18.07.2023
Atuty łąki kwietnej
Ostatnio pisaliśmy nieco na temat łąk kwietnych – ostatnio bardzo modnych. Oczywiście, jak to na nasz portal przystało, skupialiśmy się na mankamentach i trudnościach związanych z zakładaniem takiej łąki. Dziś skupmy się na zaletach…
Było o trudnościach związanych z zakładaniem łąki kwietnej, niemniej niewątpliwie łąka taka – założona w prawidłowy sposób – ma mnóstwo atutów – przyrodniczych, estetycznych, a także dla naszej kieszeni.
-
Łąka kwietna – a właściwie nawet zwykły, nieskoszony trawnik – to raj dla pszczół i innych owadów, ale też drobnych zwierząt.
- Owady, to przecież podstawowy pokarm dla wielu ptaków.

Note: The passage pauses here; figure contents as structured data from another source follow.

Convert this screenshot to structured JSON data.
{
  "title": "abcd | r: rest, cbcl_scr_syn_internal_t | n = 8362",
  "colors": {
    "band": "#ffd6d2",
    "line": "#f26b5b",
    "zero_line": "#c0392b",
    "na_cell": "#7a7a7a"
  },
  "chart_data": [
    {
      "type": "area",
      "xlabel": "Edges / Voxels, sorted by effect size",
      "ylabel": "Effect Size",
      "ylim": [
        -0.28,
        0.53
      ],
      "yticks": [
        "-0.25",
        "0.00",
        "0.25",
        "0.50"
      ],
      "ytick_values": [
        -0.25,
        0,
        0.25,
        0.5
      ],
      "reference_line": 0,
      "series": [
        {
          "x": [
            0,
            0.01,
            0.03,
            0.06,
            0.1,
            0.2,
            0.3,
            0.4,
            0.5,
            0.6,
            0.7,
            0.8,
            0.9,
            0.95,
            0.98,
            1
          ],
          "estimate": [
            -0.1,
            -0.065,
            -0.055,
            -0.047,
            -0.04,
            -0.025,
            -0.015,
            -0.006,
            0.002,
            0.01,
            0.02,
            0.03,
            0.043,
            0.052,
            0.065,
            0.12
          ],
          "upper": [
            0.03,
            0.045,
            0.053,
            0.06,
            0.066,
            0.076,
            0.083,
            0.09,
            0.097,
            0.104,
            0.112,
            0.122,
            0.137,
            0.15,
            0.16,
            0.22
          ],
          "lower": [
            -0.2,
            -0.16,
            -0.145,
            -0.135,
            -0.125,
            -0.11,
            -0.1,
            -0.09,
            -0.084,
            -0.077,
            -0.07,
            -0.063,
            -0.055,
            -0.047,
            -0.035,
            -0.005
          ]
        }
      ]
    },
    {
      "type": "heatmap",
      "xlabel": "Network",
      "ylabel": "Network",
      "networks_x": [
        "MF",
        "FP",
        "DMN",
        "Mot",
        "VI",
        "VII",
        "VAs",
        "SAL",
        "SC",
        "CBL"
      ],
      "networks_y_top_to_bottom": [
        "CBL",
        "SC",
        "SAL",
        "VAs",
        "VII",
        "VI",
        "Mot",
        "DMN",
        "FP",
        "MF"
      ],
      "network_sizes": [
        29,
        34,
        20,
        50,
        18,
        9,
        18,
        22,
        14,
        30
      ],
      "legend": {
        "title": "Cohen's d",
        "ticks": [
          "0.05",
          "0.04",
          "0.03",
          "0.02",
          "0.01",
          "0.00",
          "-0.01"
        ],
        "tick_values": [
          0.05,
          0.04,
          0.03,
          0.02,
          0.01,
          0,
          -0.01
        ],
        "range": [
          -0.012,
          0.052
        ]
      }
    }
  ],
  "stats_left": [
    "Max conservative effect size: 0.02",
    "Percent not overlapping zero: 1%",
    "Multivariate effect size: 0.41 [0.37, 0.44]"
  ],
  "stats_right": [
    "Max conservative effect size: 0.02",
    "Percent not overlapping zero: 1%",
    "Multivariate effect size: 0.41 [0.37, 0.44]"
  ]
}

Niektóre rośliny same w sobie mogą stanowić pożywienie dla mniejszych ptaków, będąc też dla nich schronieniem.
- Łąka kwietna to również potencjalne schronienie dla innych zwierzaków – jak żaby, jaszczurki, itp.
- Kolejną bardzo ważną funkcją jest bioretencja – każdy zielony obszar ma funkcję naturalnego gromadzenia wody – z jednej strony zapobiegając jej ucieczce (woda opadowa nie spływa jak po przysłowiowym betonie), z drugiej – przy dużej bioróżnorodności – ma rozbudowany system korzeniowy, który w okresie suszy pozwala na pobieranie wody z głębszych warstw gleby.
- Każdy obszar zieleni tworzy mikroklimat – dostrzeżemy to choćby w upalne dni, kiedy na obszarach zielonych jest chłodniej, przyjemniej, łatwiej nam oddychać…
- Łąka kwietna stanowi też naturalny filtr dla pyłów, części zanieczyszczeń. Idealnie sprawdzają się więc przy drogach miejskich, w okolicach blokowisk, ale też np. jako pas oddzielający nasz ogród od drogi.
- Nie bez znaczenia są walory estetyczne – barwna, różnorodna, nieustannie zmieniająca się z dnia na dzień, tworząca wręcz baśniowy krajobraz… jedne kwiaty zakwitają, inne przekwitają, owszem – po jakimś czasie większość przekwita i nie wygląda może jak najpiękniejszy gazon we francuskim ogrodzie, ale wciąż jest zielona, ma swój urok – a nawet przekwitające, zasychające rośliny w naturalnym otoczeniu traw wyglądają wręcz magicznie…
- Nie bez znaczenia jest też oszczędność naszego czasu – chodzi o ograniczenie naszej interwencji do minimum – nie tracimy czasu na koszenie, plewienie. Z założenia nie używamy chemii, nawozów sztucznych… Oczywiście, szczególnie w okresie suszy, nie zaszkodzi odrobina podlewania.